Médecine 2.0 avez-vous dit ?

Le mag numéro 5 | 15 nov. 2012
 « Ethique dans les usages du numérique en santé », « Doctors 2.0 & You » ou encore « Medicine 2.0 » sont autant d’événements qui ont tous un point commun : celui de faire référence à une médecine dite « 2.0 ». Mais au-delà du côté « branché » de l’expression, assiste-t-on réellement une révolution de la pratique médicale (version 1.0 ?), riche de plusieurs siècles d’histoire et d’évolutions ?
Il suffit de taper « histoire de la médecine » sur n’importe quel moteur de recherche pour se rendre compte de la limite de ce raisonnement. Les croyances, les théories, les techniques n’ont jamais cessé d’évoluer : la génétique, qui n’en est probablement qu’à ces débuts, en est un excellent exemple.

La médecine 2.0, ou une nouvelle façon de pratiquer


La médecine 2.0 ne doit donc pas être assimilée uniquement à l’utilisation de nouvelles technologies, bien réelles, mais bien plus à un mouvement de fond dans le domaine de l’information des médecins: celui de l’évolution majeure de la relation entre le médecin, le malade et la maladie. Concrètement, il s’agit de passer du « colloque singulier » aux échanges (relation bilatérale et protégée, en confiance, du médecin et de son patient) connectés. Autrement dit, d’une relation exclusive médecin – patient à une pratique plus collective de la médecine. Cette pratique collective est permise et encouragée par l’émergence des technologies connectées : internet, forums, blogs, twitter…

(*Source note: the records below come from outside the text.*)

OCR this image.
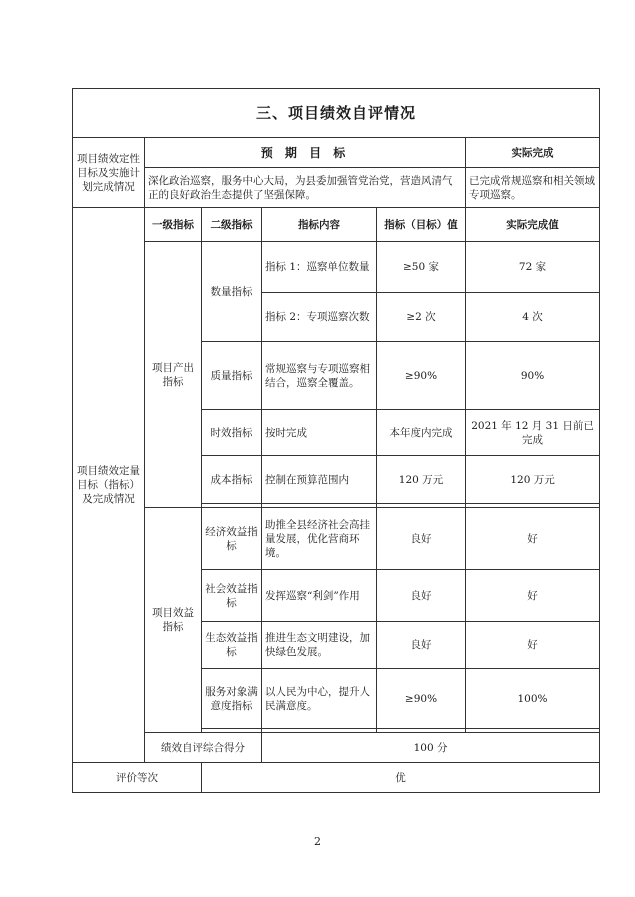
三、项目绩效自评情况					
项目绩效定性目标及实施计划完成情况	预 期 目 标				实际完成
	深化政治巡察，服务中心大局，为县委加强管党治党，营造风清气正的良好政治生态提供了坚强保障。				已完成常规巡察和相关领域专项巡察。
项目绩效定量目标（指标）及完成情况	一级指标	二级指标	指标内容	指标（目标）值	实际完成值
	项目产出指标	数量指标	指标 1：巡察单位数量	≥50 家	72 家
			指标 2：专项巡察次数	≥2 次	4 次
		质量指标	常规巡察与专项巡察相结合，巡察全覆盖。	≥90%	90%
		时效指标	按时完成	本年度内完成	2021 年 12 月 31 日前已完成
		成本指标	控制在预算范围内	120 万元	120 万元

	项目效益指标	经济效益指标	助推全县经济社会高挂量发展，优化营商环境。	良好	好
		社会效益指标	发挥巡察“利剑”作用	良好	好
		生态效益指标	推进生态文明建设，加快绿色发展。	良好	好
		服务对象满意度指标	以人民为中心，提升人民满意度。	≥90%	100%

	绩效自评综合得分		100 分		
评价等次		优			
2
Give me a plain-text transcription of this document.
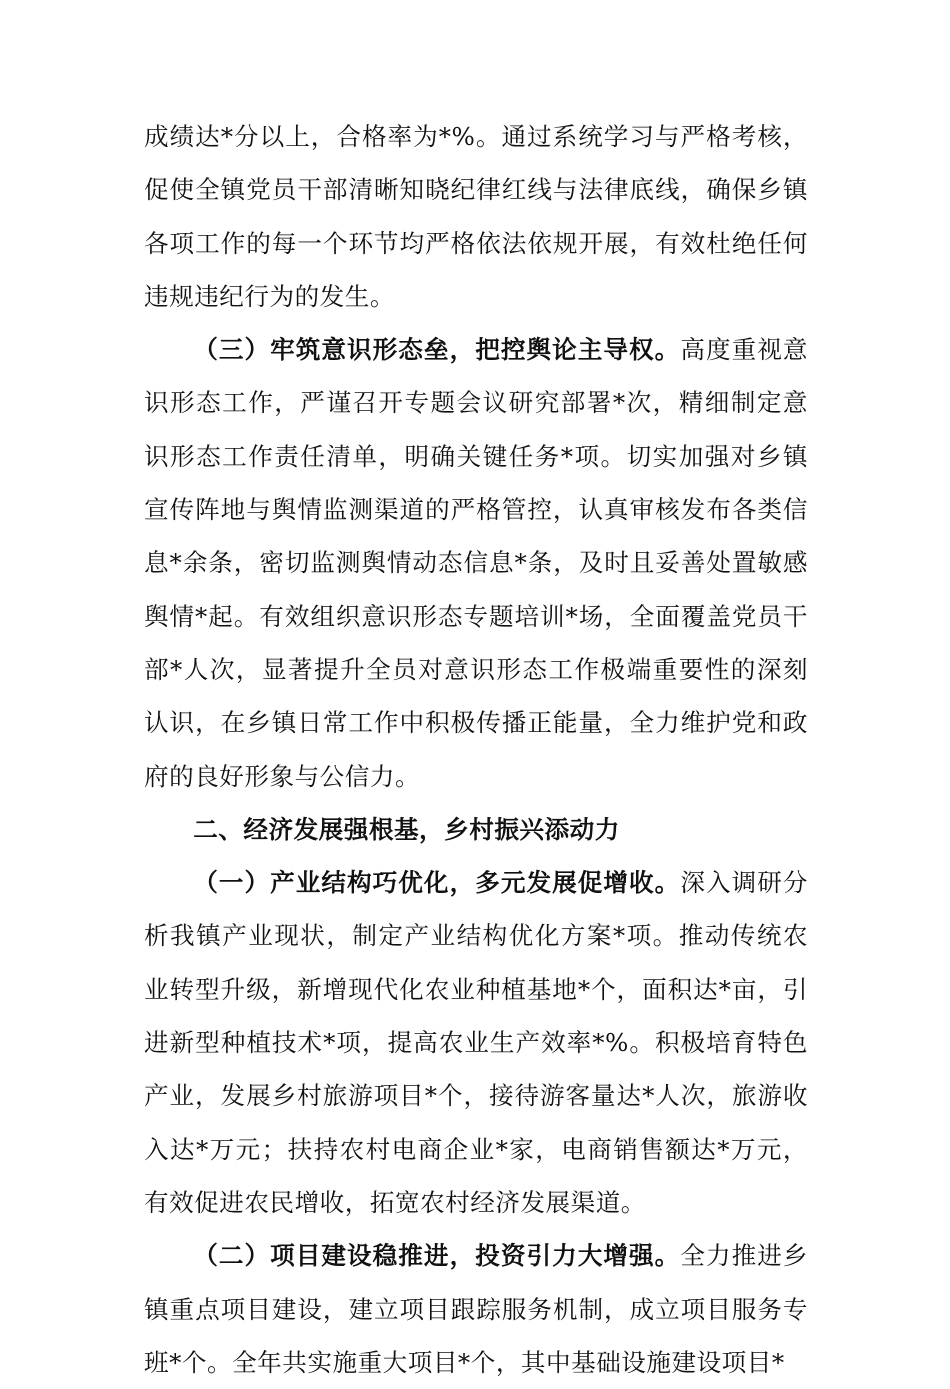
成绩达*分以上，合格率为*%。通过系统学习与严格考核，促使全镇党员干部清晰知晓纪律红线与法律底线，确保乡镇各项工作的每一个环节均严格依法依规开展，有效杜绝任何违规违纪行为的发生。

（三）牢筑意识形态垒，把控舆论主导权。高度重视意识形态工作，严谨召开专题会议研究部署*次，精细制定意识形态工作责任清单，明确关键任务*项。切实加强对乡镇宣传阵地与舆情监测渠道的严格管控，认真审核发布各类信息*余条，密切监测舆情动态信息*条，及时且妥善处置敏感舆情*起。有效组织意识形态专题培训*场，全面覆盖党员干部*人次，显著提升全员对意识形态工作极端重要性的深刻认识，在乡镇日常工作中积极传播正能量，全力维护党和政府的良好形象与公信力。

二、经济发展强根基，乡村振兴添动力

（一）产业结构巧优化，多元发展促增收。深入调研分析我镇产业现状，制定产业结构优化方案*项。推动传统农业转型升级，新增现代化农业种植基地*个，面积达*亩，引进新型种植技术*项，提高农业生产效率*%。积极培育特色产业，发展乡村旅游项目*个，接待游客量达*人次，旅游收入达*万元；扶持农村电商企业*家，电商销售额达*万元，有效促进农民增收，拓宽农村经济发展渠道。

（二）项目建设稳推进，投资引力大增强。全力推进乡镇重点项目建设，建立项目跟踪服务机制，成立项目服务专班*个。全年共实施重大项目*个，其中基础设施建设项目*
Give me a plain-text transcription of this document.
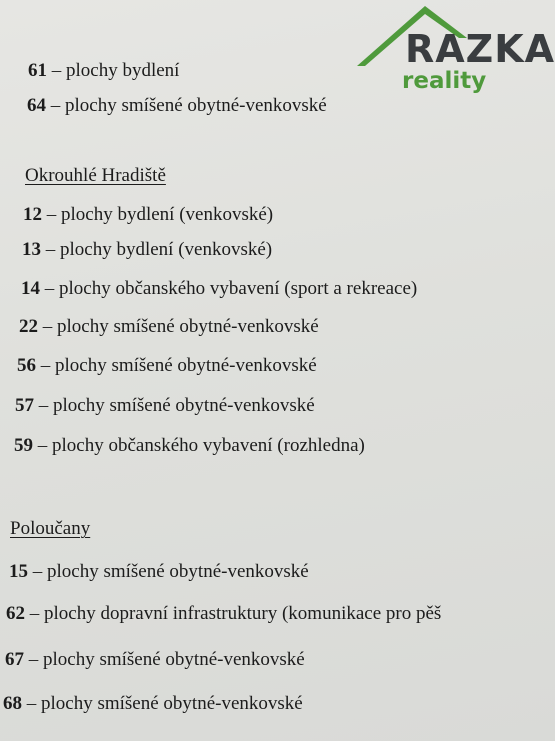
RAZKA
reality
61 – plochy bydlení
64 – plochy smíšené obytné-venkovské
Okrouhlé Hradiště
12 – plochy bydlení (venkovské)
13 – plochy bydlení (venkovské)
14 – plochy občanského vybavení (sport a rekreace)
22 – plochy smíšené obytné-venkovské
56 – plochy smíšené obytné-venkovské
57 – plochy smíšené obytné-venkovské
59 – plochy občanského vybavení (rozhledna)
Poloučany
15 – plochy smíšené obytné-venkovské
62 – plochy dopravní infrastruktury (komunikace pro pěš
67 – plochy smíšené obytné-venkovské
68 – plochy smíšené obytné-venkovské
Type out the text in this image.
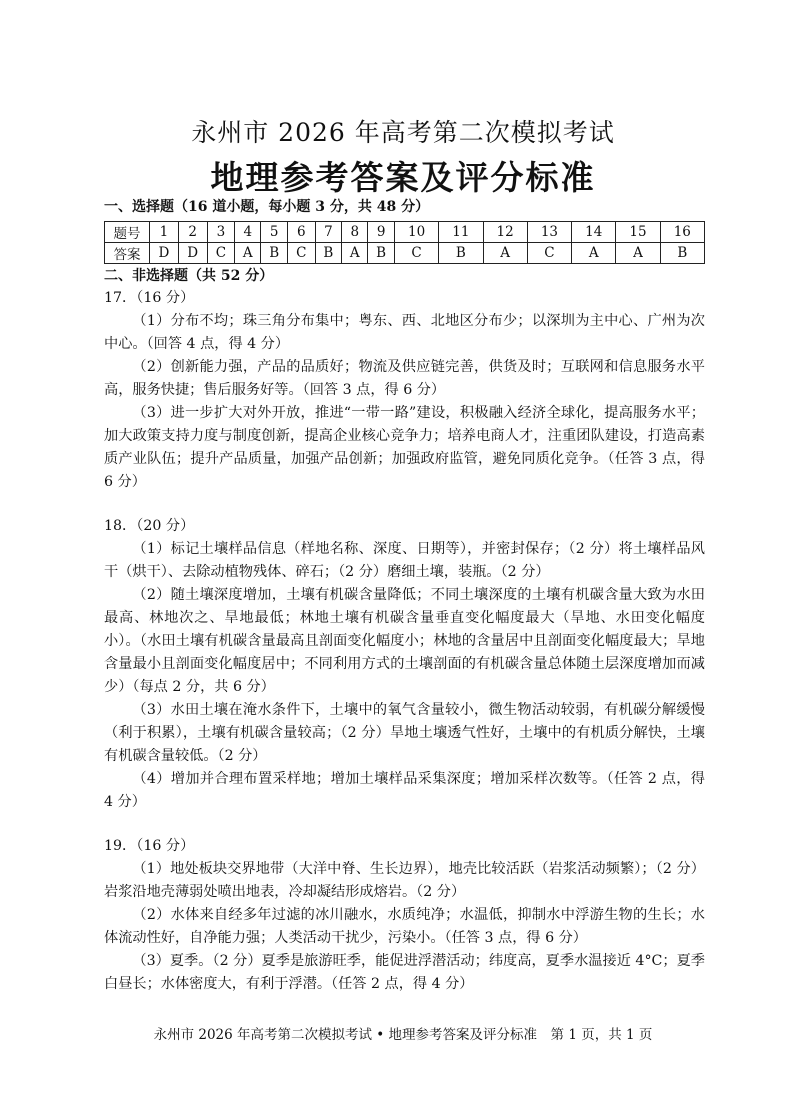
永州市 2026 年高考第二次模拟考试
地理参考答案及评分标准
一、选择题（16 道小题，每小题 3 分，共 48 分）
题号	1	2	3	4	5	6	7	8	9	10	11	12	13	14	15	16
答案	D	D	C	A	B	C	B	A	B	C	B	A	C	A	A	B
二、非选择题（共 52 分）

17．（16 分）

（1）分布不均；珠三角分布集中；粤东、西、北地区分布少；以深圳为主中心、广州为次中心。（回答 4 点，得 4 分）

（2）创新能力强，产品的品质好；物流及供应链完善，供货及时；互联网和信息服务水平高，服务快捷；售后服务好等。（回答 3 点，得 6 分）

（3）进一步扩大对外开放，推进“一带一路”建设，积极融入经济全球化，提高服务水平；加大政策支持力度与制度创新，提高企业核心竞争力；培养电商人才，注重团队建设，打造高素质产业队伍；提升产品质量，加强产品创新；加强政府监管，避免同质化竞争。（任答 3 点，得 6 分）

18．（20 分）

（1）标记土壤样品信息（样地名称、深度、日期等），并密封保存；（2 分）将土壤样品风干（烘干）、去除动植物残体、碎石；（2 分）磨细土壤，装瓶。（2 分）

（2）随土壤深度增加，土壤有机碳含量降低；不同土壤深度的土壤有机碳含量大致为水田最高、林地次之、旱地最低；林地土壤有机碳含量垂直变化幅度最大（旱地、水田变化幅度小）。（水田土壤有机碳含量最高且剖面变化幅度小；林地的含量居中且剖面变化幅度最大；旱地含量最小且剖面变化幅度居中；不同利用方式的土壤剖面的有机碳含量总体随土层深度增加而减少）（每点 2 分，共 6 分）

（3）水田土壤在淹水条件下，土壤中的氧气含量较小，微生物活动较弱，有机碳分解缓慢（利于积累），土壤有机碳含量较高；（2 分）旱地土壤透气性好，土壤中的有机质分解快，土壤有机碳含量较低。（2 分）

（4）增加并合理布置采样地；增加土壤样品采集深度；增加采样次数等。（任答 2 点，得 4 分）

19．（16 分）

（1）地处板块交界地带（大洋中脊、生长边界），地壳比较活跃（岩浆活动频繁）；（2 分）岩浆沿地壳薄弱处喷出地表，冷却凝结形成熔岩。（2 分）

（2）水体来自经多年过滤的冰川融水，水质纯净；水温低，抑制水中浮游生物的生长；水体流动性好，自净能力强；人类活动干扰少，污染小。（任答 3 点，得 6 分）

（3）夏季。（2 分）夏季是旅游旺季，能促进浮潜活动；纬度高，夏季水温接近 4°C；夏季白昼长；水体密度大，有利于浮潜。（任答 2 点，得 4 分）

永州市 2026 年高考第二次模拟考试 • 地理参考答案及评分标准　第 1 页，共 1 页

Le mouvement de la médecine « 2.0 » a été enclenché par les Etats-Unis. A l’image du pionnier « sermo.com », réservé aux médecins et revendiquant plus de 125 000 membres, de « patientslikeme.com » qui avance le chiffre de 166 000 membres ou du très ambitieux « medpedia.com » soutenu par les plus grandes universités américaines, la plupart des sites spécialisés d’information médicale sont nés aux USA., Il faut toutefois distinguer ces sites d’information médicale qui fournissent de l’aide à la décision sans partager de données de santé en dehors de celles fournies par ses utilisateurs, des dossiers médicaux partagés (comme le DMP), véritables projets de santé publique qui obéissent à des contraintes de sécurité et de confidentialité très strictes pour permettre de partager des données de santé à l’échelle d’une région ou d’un Etat. Dans ce dernier cas, on parlera alors plus largement de « e-santé ».

Quoi qu’il en soit, ni l’Europe (à l’image du docteur Bertalan Meskó qui figure dans le top 25 mondial de médecins sur Twitter), ni la France ne sont en retard.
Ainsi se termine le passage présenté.